Abuja had far-flung horizons, wide roads, order; to come from Lagos was to be stunned here by sequence and space. The air smelled of power; here everyone sized everyone else up, wondering how much of a “somebody” each was. It smelled of money, easy money, easily exchanged money. It dripped, too, of sex. Obinze’s friend Chidi said he didn’t chase women in Abuja because he didn’t want to step on a minister’s or senator’s toes. Every attractive young woman here became mysteriously suspect. Abuja was more conservative than Lagos, Chidi said, because it was more Muslim than Lagos, and at parties women didn’t wear revealing clothing, yet you could buy and sell sex so much more easily here.

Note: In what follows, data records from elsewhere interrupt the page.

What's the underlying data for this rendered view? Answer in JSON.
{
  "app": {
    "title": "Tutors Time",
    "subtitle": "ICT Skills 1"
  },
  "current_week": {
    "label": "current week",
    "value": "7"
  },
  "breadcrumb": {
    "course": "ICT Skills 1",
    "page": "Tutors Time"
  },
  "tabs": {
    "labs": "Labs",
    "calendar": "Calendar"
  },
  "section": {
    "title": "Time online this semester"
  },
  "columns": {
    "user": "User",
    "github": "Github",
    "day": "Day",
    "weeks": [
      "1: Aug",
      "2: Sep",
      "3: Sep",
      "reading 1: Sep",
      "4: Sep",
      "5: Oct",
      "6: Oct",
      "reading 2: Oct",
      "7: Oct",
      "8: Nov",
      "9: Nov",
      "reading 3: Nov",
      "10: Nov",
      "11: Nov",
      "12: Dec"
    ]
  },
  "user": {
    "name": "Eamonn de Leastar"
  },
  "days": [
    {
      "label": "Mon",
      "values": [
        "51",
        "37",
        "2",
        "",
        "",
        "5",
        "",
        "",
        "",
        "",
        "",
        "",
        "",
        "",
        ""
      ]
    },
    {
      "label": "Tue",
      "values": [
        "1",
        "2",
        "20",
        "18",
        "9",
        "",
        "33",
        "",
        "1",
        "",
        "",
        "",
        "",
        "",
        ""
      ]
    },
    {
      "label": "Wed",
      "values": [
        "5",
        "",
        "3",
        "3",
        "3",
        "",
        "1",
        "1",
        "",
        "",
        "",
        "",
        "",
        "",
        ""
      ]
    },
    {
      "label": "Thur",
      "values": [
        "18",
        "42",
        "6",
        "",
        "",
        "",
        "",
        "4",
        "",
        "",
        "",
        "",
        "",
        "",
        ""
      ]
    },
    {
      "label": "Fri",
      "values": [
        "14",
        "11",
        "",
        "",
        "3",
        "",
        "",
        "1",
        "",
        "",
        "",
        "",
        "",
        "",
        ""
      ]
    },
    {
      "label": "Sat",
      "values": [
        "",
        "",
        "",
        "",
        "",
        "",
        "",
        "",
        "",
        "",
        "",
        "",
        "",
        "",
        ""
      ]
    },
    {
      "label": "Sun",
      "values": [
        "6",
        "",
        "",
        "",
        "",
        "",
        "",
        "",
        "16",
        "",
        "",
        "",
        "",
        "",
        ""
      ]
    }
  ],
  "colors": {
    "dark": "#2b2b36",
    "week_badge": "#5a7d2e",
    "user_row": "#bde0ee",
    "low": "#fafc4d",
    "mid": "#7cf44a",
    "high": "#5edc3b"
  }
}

It was in Abuja that Obinze had come close to cheating on Kosi, not with any of the flashy girls in colored contact lenses and tumbling hair weaves who endlessly propositioned him, but with a middle-aged woman in a caftan who sat next to him at the hotel bar, and said, “I know you are bored.” She looked hungry for recklessness, perhaps a repressed, frustrated wife who had broken free on this one night.

For a moment, lust, a quaking raw lust, overcame him, but he thought about how much more bored he would be afterwards, how keen to get her out of his hotel room, and it all seemed too much of an effort.

She would end up with one of the many men in Abuja who lived idle, oily lives in hotels and part-time homes, groveling and courting connected people so as to get a contract or to be paid for a contract. On Obinze’s last trip to Abuja, one such man, whom he hardly knew, had looked for a while at two young women at the other end of the bar and then asked him casually, “Do you have a spare condom?” and he had balked.

Now, sitting at a white-covered table in Protea Asokoro, waiting for Edusco, the businessman who wanted to buy his land, he imagined Ifemelu next to him, and wondered what she would make of Abuja. She would dislike it, the soullessness of it, or perhaps not. She was not easy to predict. Once, at dinner in a restaurant in Victoria Island, somber waiters hovering around, she had seemed distant, her eyes on the wall behind him, and he had worried that she was upset about something. “What are you thinking?” he asked.

“I am thinking of how all the paintings in Lagos always look crooked, never hung straight,” she said. He laughed, and thought how, with her, he was as he had never been with another woman: amused, alert, alive. Later, as they left the restaurant, he had watched as she briskly sidestepped the puddles of water in the potholes by the gate and felt a desire to smooth all the roads in Lagos, for her.

His mind was overwrought: one minute he thought it was the right decision not to have come to Abuja with her, because he needed to think things through, and the next he was filled with self-reproach. He might have pushed her away. He had called her many times, sent texts asking if they could talk, but she had ignored him, which was perhaps for the better because he did not know what he would say if they did talk.

Edusco had arrived. A loud voice bellowing from the restaurant foyer as he spoke on the phone. Obinze did not know him well—they had done business only once before, introduced by a mutual friend—but Obinze admired men like him, men who did not know any Big Man, who had no connections, and had made their money in a way that did not defy the simple logic of capitalism. Edusco had only a primary-school education before he began to apprentice for traders; he had started off with one stall in Onitsha and now owned the second-largest transport company in the country. He walked into the restaurant, bold-stepped and big-bellied, speaking his terrible English loudly; it did not occur to him to doubt himself.